Teresa Woodruff has spent her career working on the ovarian follicle. Initially she worked on inhibins and activins, but it was the ovarian follicle that was her key focus. She has used a highly innovative and cross-disciplinary approach including material science, chemistry, bioengineering and engineering in her research, to great effect. She developed a successful three-dimensional system for ovarian culture in alginate in vitro. This made follicle maturation in vitro in an artificial ovary possible and provided the answers to many otherwise intractable questions. Then, using inorganic chemistry, she discovered the critical role of zinc fluxes in the process of meiotic maturation, oocytes need zinc to mature.
My work has been almost entirely on marsupials, although I have also worked on women, sheep, elephants and mice! Choosing marsupials was a natural thing for me to do as an Australian, but few others have chosen this group of mammals as their study species of choice because of the difficulties in working with wild animals. Nevertheless, their long post-natal development – they are born in a highly undifferentiated state – has provided some novel and often surprising answers. It has taken a long while for marsupials to be recognized as valuable biomedical models for reproduction and development, and for understanding the evolution of reproduction in mammals.
Future research will use many different model species as it is increasingly recognized that there is no one model that will answer questions about human reproduction. Environmental endocrine disruptors (EEDs) are a pressing problem for reproduction not only in mammals but in most other species and including fish and amphibians.

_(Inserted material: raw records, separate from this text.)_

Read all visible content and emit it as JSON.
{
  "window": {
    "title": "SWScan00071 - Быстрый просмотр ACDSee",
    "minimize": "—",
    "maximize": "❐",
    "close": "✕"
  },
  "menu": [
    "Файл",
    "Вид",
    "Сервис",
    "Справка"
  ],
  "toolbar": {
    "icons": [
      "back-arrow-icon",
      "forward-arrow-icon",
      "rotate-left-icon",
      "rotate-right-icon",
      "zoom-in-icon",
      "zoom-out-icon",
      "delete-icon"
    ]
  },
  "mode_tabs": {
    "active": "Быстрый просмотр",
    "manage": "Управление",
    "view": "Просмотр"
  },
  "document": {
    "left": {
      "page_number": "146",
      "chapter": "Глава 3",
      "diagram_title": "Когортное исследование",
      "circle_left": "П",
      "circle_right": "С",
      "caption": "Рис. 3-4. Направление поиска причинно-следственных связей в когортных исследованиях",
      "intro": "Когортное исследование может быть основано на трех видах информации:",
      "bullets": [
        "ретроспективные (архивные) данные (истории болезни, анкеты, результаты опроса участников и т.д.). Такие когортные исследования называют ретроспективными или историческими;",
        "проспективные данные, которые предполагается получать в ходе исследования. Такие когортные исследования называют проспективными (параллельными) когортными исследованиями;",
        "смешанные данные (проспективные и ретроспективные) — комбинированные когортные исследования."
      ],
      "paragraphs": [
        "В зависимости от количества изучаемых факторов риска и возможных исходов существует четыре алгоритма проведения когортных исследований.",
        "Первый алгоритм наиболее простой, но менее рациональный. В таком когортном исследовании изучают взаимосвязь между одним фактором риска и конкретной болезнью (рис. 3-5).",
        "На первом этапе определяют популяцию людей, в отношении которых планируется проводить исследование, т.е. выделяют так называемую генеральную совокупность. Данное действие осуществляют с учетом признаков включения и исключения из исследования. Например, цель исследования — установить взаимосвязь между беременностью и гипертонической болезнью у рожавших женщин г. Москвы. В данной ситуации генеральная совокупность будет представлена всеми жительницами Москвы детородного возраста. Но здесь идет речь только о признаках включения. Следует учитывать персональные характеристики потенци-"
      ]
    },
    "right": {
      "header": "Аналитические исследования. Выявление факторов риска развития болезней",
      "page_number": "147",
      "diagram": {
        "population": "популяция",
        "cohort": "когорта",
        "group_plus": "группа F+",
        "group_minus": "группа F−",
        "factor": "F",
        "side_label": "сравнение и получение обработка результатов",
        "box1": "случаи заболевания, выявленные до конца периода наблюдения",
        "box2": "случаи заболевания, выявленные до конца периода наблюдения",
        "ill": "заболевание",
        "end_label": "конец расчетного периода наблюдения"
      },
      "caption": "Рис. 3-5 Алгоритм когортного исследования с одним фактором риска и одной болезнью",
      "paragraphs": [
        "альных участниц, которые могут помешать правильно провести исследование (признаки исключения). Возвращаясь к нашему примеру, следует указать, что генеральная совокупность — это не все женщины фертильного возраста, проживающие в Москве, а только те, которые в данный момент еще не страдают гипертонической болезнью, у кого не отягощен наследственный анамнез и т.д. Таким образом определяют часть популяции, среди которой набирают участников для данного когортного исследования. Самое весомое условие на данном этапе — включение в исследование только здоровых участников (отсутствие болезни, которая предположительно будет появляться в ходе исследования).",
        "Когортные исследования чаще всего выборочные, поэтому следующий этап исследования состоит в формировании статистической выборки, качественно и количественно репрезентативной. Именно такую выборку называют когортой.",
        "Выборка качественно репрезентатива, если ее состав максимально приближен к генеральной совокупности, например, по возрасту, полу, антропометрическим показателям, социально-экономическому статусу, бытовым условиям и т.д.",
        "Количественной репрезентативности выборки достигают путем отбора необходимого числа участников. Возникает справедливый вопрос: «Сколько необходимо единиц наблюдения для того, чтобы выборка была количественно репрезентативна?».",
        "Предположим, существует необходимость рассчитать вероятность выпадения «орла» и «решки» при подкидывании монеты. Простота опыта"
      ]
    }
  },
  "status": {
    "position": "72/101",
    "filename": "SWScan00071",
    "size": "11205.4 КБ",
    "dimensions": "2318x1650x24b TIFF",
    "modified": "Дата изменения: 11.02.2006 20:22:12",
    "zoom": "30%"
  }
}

Transgenerational effects of these EEDs are also an increasing concern. Infertility and errors like hypospadias are increasing in men and boys respectively. And as Pat Hunt pointed out, there is the ‘dreaded age curve’ of older women conceiving affecting the success of conceptions and the viability of embryos.
Reproduction is, after all, a fundamental science that affects all of us, male and female and it is important that we continue to conduct research in both male and female reproduction. As my husband Roger Short always says, ‘Reproduction is the science of the transmission of life. What could be more important than that!’.
Declaration of interest
The author declares that there is no conflict of interest that could be perceived as prejudicing the impartiality of this editorial.
Funding
This research did not receive any specific grant from any funding agency in the public, commercial or not-for-profit sector.